"Des mailles" parce qu'à l'endroit à l'envers le fil devient magique - "Des mômes" des mots pour dire tout ce qu'ils m'ont donné - "Des images" de mes yeux pour tes yeux parce que ça fait joli - "Des gens" parce que ça fait du bien à la vie.
Sur la péniche, des vélos.
Une douzaine je crois.
La première année, la première sortie, nous avons suivi le canal pour attendre la péniche. Aventure absolument fantastique, tout en ligne droite, et qui tient en une heure maximum. La péniche en a mis trois.
Pas de carte, pas de projet.
Alors on a un peu baroudé autour des canaux histoire de combler les trois heures. On a fait des jeux aussi pour apprendre à s’arrêter, à accélérer, pour maîtriser sa monture.
La deuxième année, on a décidé de faire mieux. On est parti avec des cartes routières, des guides bleus du routard de la Hollande, et des sacs à dos. On a recommencé les jeux, histoire d’avoir une caravane qui roule droit.
La veille de chaque sortie vélo, on prenait les guides bleus du routard, on prenait les cartes, et on se mettait par terre dans un coin pour chercher quoi faire avec nos vélos.
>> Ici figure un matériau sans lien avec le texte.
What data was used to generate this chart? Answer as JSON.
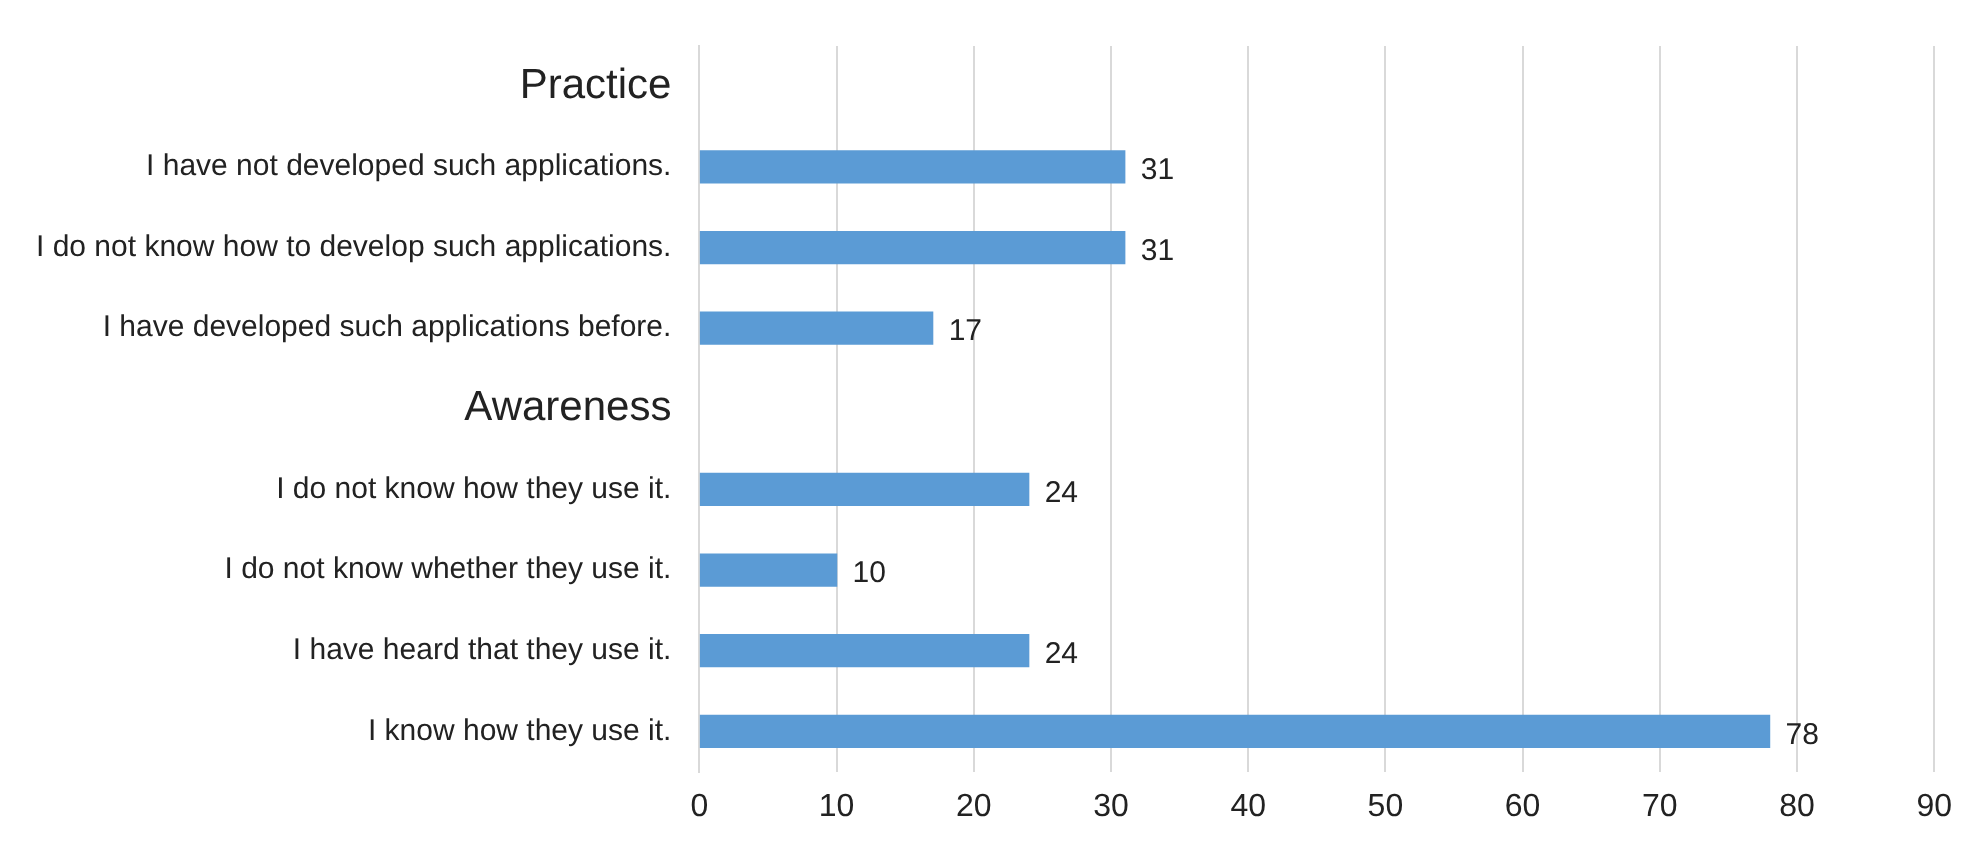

Ou alors le matin même, on partait à l’aventure, avec les cartes.
Un cimetière classé par ici, des moulins par là, une piscine de l’autre côté, le marchand de glace au passage. Le tout en toute sécurité, la Hollande, c’est vraiment le paradis du vélo.
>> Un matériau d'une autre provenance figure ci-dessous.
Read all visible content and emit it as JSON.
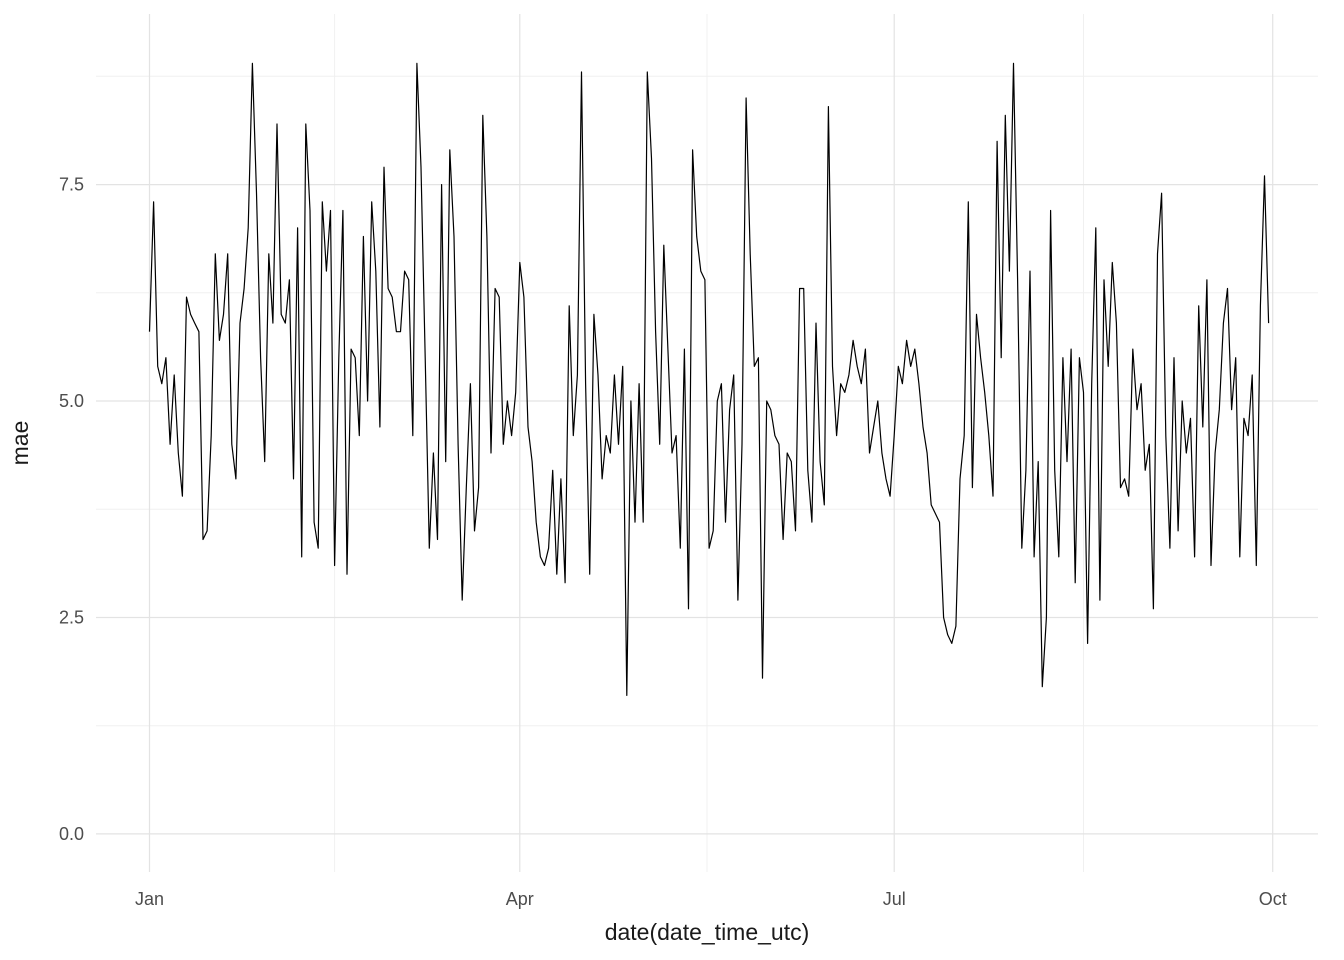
{
  "chart_data": {
    "type": "line",
    "title": "",
    "xlabel": "date(date_time_utc)",
    "ylabel": "mae",
    "x_tick_labels": [
      "Jan",
      "Apr",
      "Jul",
      "Oct"
    ],
    "x_tick_days": [
      0,
      90,
      181,
      273
    ],
    "x_minor_days": [
      45,
      135.5,
      227
    ],
    "y_tick_labels": [
      "0.0",
      "2.5",
      "5.0",
      "7.5"
    ],
    "y_tick_values": [
      0,
      2.5,
      5,
      7.5
    ],
    "y_minor_values": [
      1.25,
      3.75,
      6.25,
      8.75
    ],
    "xlim_days": [
      -13,
      284
    ],
    "ylim": [
      -0.44,
      9.47
    ],
    "x_unit": "day",
    "x_start_label": "Jan 1",
    "grid": true,
    "legend": false,
    "series": [
      {
        "name": "mae",
        "color": "#000000",
        "values": [
          5.8,
          7.3,
          5.4,
          5.2,
          5.5,
          4.5,
          5.3,
          4.4,
          3.9,
          6.2,
          6.0,
          5.9,
          5.8,
          3.4,
          3.5,
          4.6,
          6.7,
          5.7,
          6.0,
          6.7,
          4.5,
          4.1,
          5.9,
          6.3,
          7.0,
          8.9,
          7.4,
          5.5,
          4.3,
          6.7,
          5.9,
          8.2,
          6.0,
          5.9,
          6.4,
          4.1,
          7.0,
          3.2,
          8.2,
          7.2,
          3.6,
          3.3,
          7.3,
          6.5,
          7.2,
          3.1,
          5.5,
          7.2,
          3.0,
          5.6,
          5.5,
          4.6,
          6.9,
          5.0,
          7.3,
          6.5,
          4.7,
          7.7,
          6.3,
          6.2,
          5.8,
          5.8,
          6.5,
          6.4,
          4.6,
          8.9,
          7.7,
          5.5,
          3.3,
          4.4,
          3.4,
          7.5,
          4.3,
          7.9,
          6.9,
          4.5,
          2.7,
          4.0,
          5.2,
          3.5,
          4.0,
          8.3,
          6.9,
          4.4,
          6.3,
          6.2,
          4.5,
          5.0,
          4.6,
          5.1,
          6.6,
          6.2,
          4.7,
          4.3,
          3.6,
          3.2,
          3.1,
          3.3,
          4.2,
          3.0,
          4.1,
          2.9,
          6.1,
          4.6,
          5.3,
          8.8,
          5.2,
          3.0,
          6.0,
          5.3,
          4.1,
          4.6,
          4.4,
          5.3,
          4.5,
          5.4,
          1.6,
          5.0,
          3.6,
          5.2,
          3.6,
          8.8,
          7.8,
          5.8,
          4.5,
          6.8,
          5.6,
          4.4,
          4.6,
          3.3,
          5.6,
          2.6,
          7.9,
          6.9,
          6.5,
          6.4,
          3.3,
          3.5,
          5.0,
          5.2,
          3.6,
          4.9,
          5.3,
          2.7,
          4.5,
          8.5,
          6.7,
          5.4,
          5.5,
          1.8,
          5.0,
          4.9,
          4.6,
          4.5,
          3.4,
          4.4,
          4.3,
          3.5,
          6.3,
          6.3,
          4.2,
          3.6,
          5.9,
          4.3,
          3.8,
          8.4,
          5.4,
          4.6,
          5.2,
          5.1,
          5.3,
          5.7,
          5.4,
          5.2,
          5.6,
          4.4,
          4.7,
          5.0,
          4.4,
          4.1,
          3.9,
          4.6,
          5.4,
          5.2,
          5.7,
          5.4,
          5.6,
          5.2,
          4.7,
          4.4,
          3.8,
          3.7,
          3.6,
          2.5,
          2.3,
          2.2,
          2.4,
          4.1,
          4.6,
          7.3,
          4.0,
          6.0,
          5.5,
          5.1,
          4.6,
          3.9,
          8.0,
          5.5,
          8.3,
          6.5,
          8.9,
          6.4,
          3.3,
          4.2,
          6.5,
          3.2,
          4.3,
          1.7,
          2.5,
          7.2,
          4.2,
          3.2,
          5.5,
          4.3,
          5.6,
          2.9,
          5.5,
          5.1,
          2.2,
          5.2,
          7.0,
          2.7,
          6.4,
          5.4,
          6.6,
          5.9,
          4.0,
          4.1,
          3.9,
          5.6,
          4.9,
          5.2,
          4.2,
          4.5,
          2.6,
          6.7,
          7.4,
          4.6,
          3.3,
          5.5,
          3.5,
          5.0,
          4.4,
          4.8,
          3.2,
          6.1,
          4.7,
          6.4,
          3.1,
          4.4,
          4.9,
          5.9,
          6.3,
          4.9,
          5.5,
          3.2,
          4.8,
          4.6,
          5.3,
          3.1,
          6.1,
          7.6,
          5.9
        ]
      }
    ]
  },
  "colors": {
    "background": "#ffffff",
    "grid_major": "#e3e3e3",
    "grid_minor": "#f0f0f0",
    "tick_text": "#4d4d4d",
    "axis_title_text": "#1a1a1a",
    "line": "#000000"
  }
}
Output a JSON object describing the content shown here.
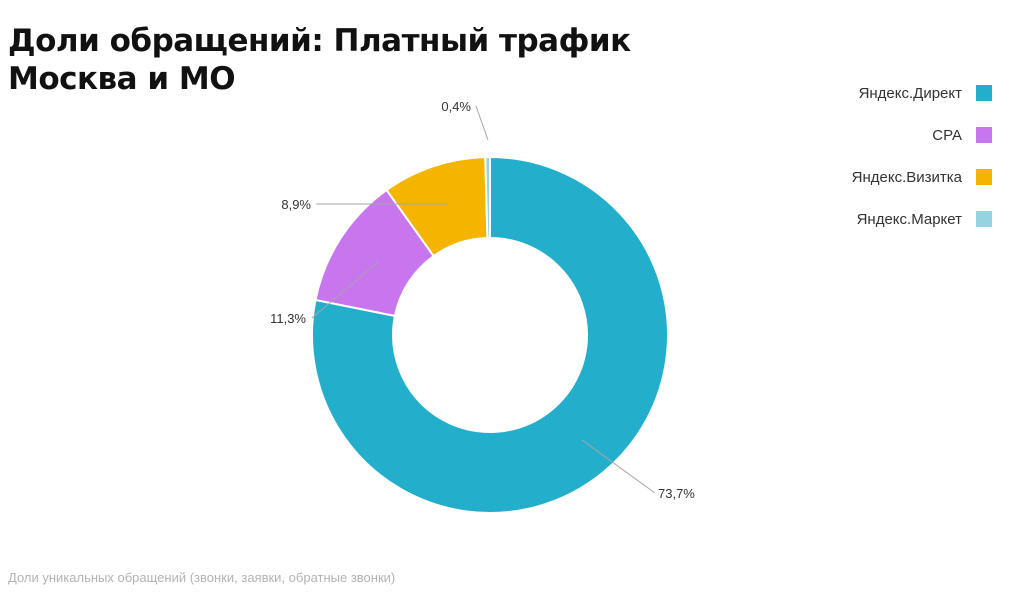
{
  "title": {
    "line1": "Доли обращений: Платный трафик",
    "line2": "Москва и МО"
  },
  "footnote": "Доли уникальных обращений (звонки, заявки, обратные звонки)",
  "chart_data": {
    "type": "pie",
    "donut": true,
    "categories": [
      "Яндекс.Директ",
      "CPA",
      "Яндекс.Визитка",
      "Яндекс.Маркет"
    ],
    "values": [
      73.7,
      11.3,
      8.9,
      0.4
    ],
    "labels": [
      "73,7%",
      "11,3%",
      "8,9%",
      "0,4%"
    ],
    "colors": [
      "#23afcb",
      "#c776ee",
      "#f4b400",
      "#94d4e0"
    ],
    "legend_position": "top-right"
  }
}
Pique-nique et argent de poche dans les sacoches, c’était parti pour l’aventure. Le défi reste de taille, il faut retrouver la péniche le soir, qui se sera déplacée. La ville d’arrivée est connue, mais pas le lieu d’amarrage.
D’aventure en aventure, les mômes ont eu un peu plus soif, un peu plus envie de découvrir. Alors ils ont monté un projet. Projet camping. On part pour deux jours et une nuit, ce n’est plus l’aventure, c’est l’expédition.
A ce moment là, c’est devenu sérieux : budget prévisionnel, choix de l’itinéraire, recherche du matériel, négociation avec l’organisateur pour acheter les tentes et autres duvets. Le rêve fou prenait tournure, l’expédition portait même un nom « la nuit camping en vélo ». Superbe nom.
Notre voyage en péniche et son parcours est déclaré minuté aux autorités locales, il faut faire un additif pour la partie « la nuit camping en vélo ». Me voilà partie avec Paul Emile et Victor à la Mairie du coin, avec notre projet, le nom du camping, le budget et le nom du magasin de toiles de tente.
L’administration locale a dit non. L’administration locale a donné la règle : « si en Hollande avec des mineurs partir camper tu voudras, alors deux mois plus tôt ton projet tu déclareras».
Le budget est resté à l’état de prévisionnel, l’expédition à l’état de projet, le projet à l’état de rêve.
Les mômes étaient déçus, nous aussi. Mais le seul fait de monter ce projet tous ensemble et de l’avoir porté jusqu’aux autorité a été une grande aventure, un vrai projet d’enfants. Ils étaient déçus, mais pas en colère, ils comprenaient.
En fin de séjour, on a quand même fait la nuit camping, mais version de rechange : « la nuit camping dans la péniche ».
Les gamins ont dormi dans la grande salle, sous leurs couettes, tous ensembles.
En théorie, c’est interdit de faire dormir des enfants de plus de 4 ans garçons et filles mélangés. Alors on a bien insisté sur le fait que c’était juste ceux qui le souhaitaient, pour s’amuser. Ils ont tous souhaité, et ils ont dormi comme des bébés, bercés par le roulis une dernière fois, à rêver d’une nuit sous la tente.